Amelia Wade is a court reporter for the New Zealand Herald

All Blacks v France: $3m makes it TAB's biggest night

Richie McCaw celebrates the All Blacks win. Photo / Paul Estcourt
Richie McCaw celebrates the All Blacks win. Photo / Paul Estcourt

About $3 million was bet on last night's Rugby World Cup final - making it the biggest day for the TAB ever.

One TAB customer spent $40,000 on bets, placing $20,000 on the All Blacks to win 11-20, which was paying $2.85, and another $20,000 for them to win 11-30, which was paying $3.40.

Another punter had placed $50,000 on the first points to come from an All Black penalty. Piri Weepu missed the first chance at points - from a penalty.

TAB bookmaker Mark Stafford said the bets kept rolling in right up until the end of the match. By 8.30pm, he said they were about to hit $3 million turnover.

"It's just been astronomical," he said. "I think just about everyone in the country has $5 or $10 bets on something in the game."

The final was the biggest event in the betting agency's history and broke the previous recordholder, the David Tua-Lennox Lewis boxing match in 2000, on which the TAB took in $2.1 million.

"That's an 11-year record that's been broken. That's huge for us."

Mr Stafford said that while there had been a lot of bets in the thousands and many in the hundreds of dollars, the smaller $10 and $20 ones were the cause of the final being the highest-grossing event.

"All those littler ones add up and there's lots of people making those smaller ones."

Israel Dagg was the clear favourite to score the first try, Mr Stafford said.

In December, one dedicated All Black fan bet $70,000 New Zealand would make it to the final and win the Webb Ellis Cup.

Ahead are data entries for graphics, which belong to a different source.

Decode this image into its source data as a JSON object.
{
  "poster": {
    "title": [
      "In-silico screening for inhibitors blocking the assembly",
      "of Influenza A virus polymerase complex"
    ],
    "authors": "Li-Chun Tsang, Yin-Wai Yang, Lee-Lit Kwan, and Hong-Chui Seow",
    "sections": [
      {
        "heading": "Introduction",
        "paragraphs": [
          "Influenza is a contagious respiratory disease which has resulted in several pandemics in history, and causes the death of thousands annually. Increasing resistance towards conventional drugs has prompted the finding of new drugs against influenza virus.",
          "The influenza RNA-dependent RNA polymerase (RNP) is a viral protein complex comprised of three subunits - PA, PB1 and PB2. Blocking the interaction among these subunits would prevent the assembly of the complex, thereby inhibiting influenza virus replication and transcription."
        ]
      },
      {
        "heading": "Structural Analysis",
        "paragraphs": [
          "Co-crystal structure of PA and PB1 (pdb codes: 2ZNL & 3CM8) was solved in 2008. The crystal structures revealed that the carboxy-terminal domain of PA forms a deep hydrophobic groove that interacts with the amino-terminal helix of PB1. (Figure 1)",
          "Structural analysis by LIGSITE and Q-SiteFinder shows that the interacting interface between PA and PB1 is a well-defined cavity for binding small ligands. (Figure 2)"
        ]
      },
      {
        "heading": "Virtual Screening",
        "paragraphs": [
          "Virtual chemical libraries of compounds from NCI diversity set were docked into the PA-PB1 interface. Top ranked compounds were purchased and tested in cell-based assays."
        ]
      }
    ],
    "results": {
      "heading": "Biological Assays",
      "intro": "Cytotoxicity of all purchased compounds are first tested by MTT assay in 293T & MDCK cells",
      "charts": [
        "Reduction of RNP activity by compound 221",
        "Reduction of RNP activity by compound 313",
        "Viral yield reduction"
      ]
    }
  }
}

An All Black win would mean that person would double his or her money.

The TAB provided some creative options for its customers for a bit of fun, for example the odds of Piri Weepu getting more points than Grant Fox did in the 1987 final were at $3.25.

Last night, the betting agency was paying $1.09 for the All Blacks to take home the cup and $6.50 for France to win.